Clayton: The most recent tariffs have not included Mexican tequila or Canadian whiskey so far. However, there's quite a bit of liquor, wine and beer that we get from Europe. How is it going to affect products from European countries?
Taylor: Boy, it could skyrocket. If you look at how these tariffs have actually been put in place, the Trump administration used — I got to be perfectly honest by saying this — kind of a squirrely statistical formula to make the argument about what kind of tariffs will be placed on items from other countries — the EU, for example. And ironically, the correlation is directly related to what the trade deficit is with the country in question. And so, if you got a trade deficit where 30% more goods are coming into the U.S. and out, then we're putting a 30% tariff on that country.
We're talking about not just the goods, but the products that go into the development of, say, an Irish whiskey, or a scotch or French wine. There's going to be costs involved with that. I mean, you think, for example, "oh, it's just the hops or the barley. Oh, it's just the grapes." No, it's far from that. It's everything from the glass and the bottles that you use for the various alcoholic products.
It's also, of course, things such as the barrels, the kegs, all of that comes into play. If we want to talk about particular produce, we're talking about barley, malt, wheat, all those will be in play — and even fruits that are involved with certain kinds of distilling as well.
Clayton: Now I know there are people out there who probably think these tariffs are just a swell idea. What is the argument for imposing these tariffs?
Taylor: Their argument is, and we'll use the president's quote, is that ... "it's unfair that the U.S. is suffering from trade deficits with other countries, that we should have reciprocity, that whatever we're taking in, that in turn that they should be paying just as much for whatever they're purchasing from us."
That's not a good way to look at it, because if you think of it this way, it's like, it's like telling me that I'm gonna go somewhere and tell them that I want to purchase a toilet.

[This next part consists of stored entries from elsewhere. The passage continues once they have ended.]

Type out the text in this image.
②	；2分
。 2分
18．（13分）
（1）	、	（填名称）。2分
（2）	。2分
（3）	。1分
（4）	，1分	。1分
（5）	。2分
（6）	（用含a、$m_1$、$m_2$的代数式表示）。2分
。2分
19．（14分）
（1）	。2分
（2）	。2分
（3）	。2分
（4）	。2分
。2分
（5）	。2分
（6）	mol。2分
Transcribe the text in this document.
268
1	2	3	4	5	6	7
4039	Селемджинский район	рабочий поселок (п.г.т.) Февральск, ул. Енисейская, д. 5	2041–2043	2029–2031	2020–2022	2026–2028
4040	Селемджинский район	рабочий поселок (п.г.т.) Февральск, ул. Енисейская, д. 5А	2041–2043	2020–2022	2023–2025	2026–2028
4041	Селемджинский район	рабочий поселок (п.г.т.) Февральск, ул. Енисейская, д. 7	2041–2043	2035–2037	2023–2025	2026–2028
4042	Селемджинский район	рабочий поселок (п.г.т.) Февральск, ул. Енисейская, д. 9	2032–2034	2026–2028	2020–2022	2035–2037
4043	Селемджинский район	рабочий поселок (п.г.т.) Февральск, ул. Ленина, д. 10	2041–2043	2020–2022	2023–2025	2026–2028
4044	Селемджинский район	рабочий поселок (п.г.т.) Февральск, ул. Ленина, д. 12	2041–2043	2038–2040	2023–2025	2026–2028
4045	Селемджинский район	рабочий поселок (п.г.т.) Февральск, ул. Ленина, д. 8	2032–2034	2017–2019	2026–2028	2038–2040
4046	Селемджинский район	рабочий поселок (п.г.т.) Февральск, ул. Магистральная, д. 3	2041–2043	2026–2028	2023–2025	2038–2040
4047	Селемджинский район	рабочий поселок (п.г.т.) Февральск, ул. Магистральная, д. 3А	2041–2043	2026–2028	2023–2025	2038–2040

And in turn, they turn around and say, "OK, it's gonna cost you this much," and I'm like, "I don't like that. You need to be purchasing this from me," and me as a consumer may say, "OK, you're gonna purchase the old junker in my garage. We're gonna charge the same kind of price."
It's kind of a goofy way of saying it, but the idea is that you're basically punishing trade is what you're doing. The assumption is that somehow, some way, we're gonna even the playing field. To be blunt, we're not going to even the playing field when you do this stuff, because what will happen is that other governments, other countries will impose similar tariffs.
We saw this happen before in 1930. It was called Smoot-Hawley, and it basically pushed what was a deep recession into a depression.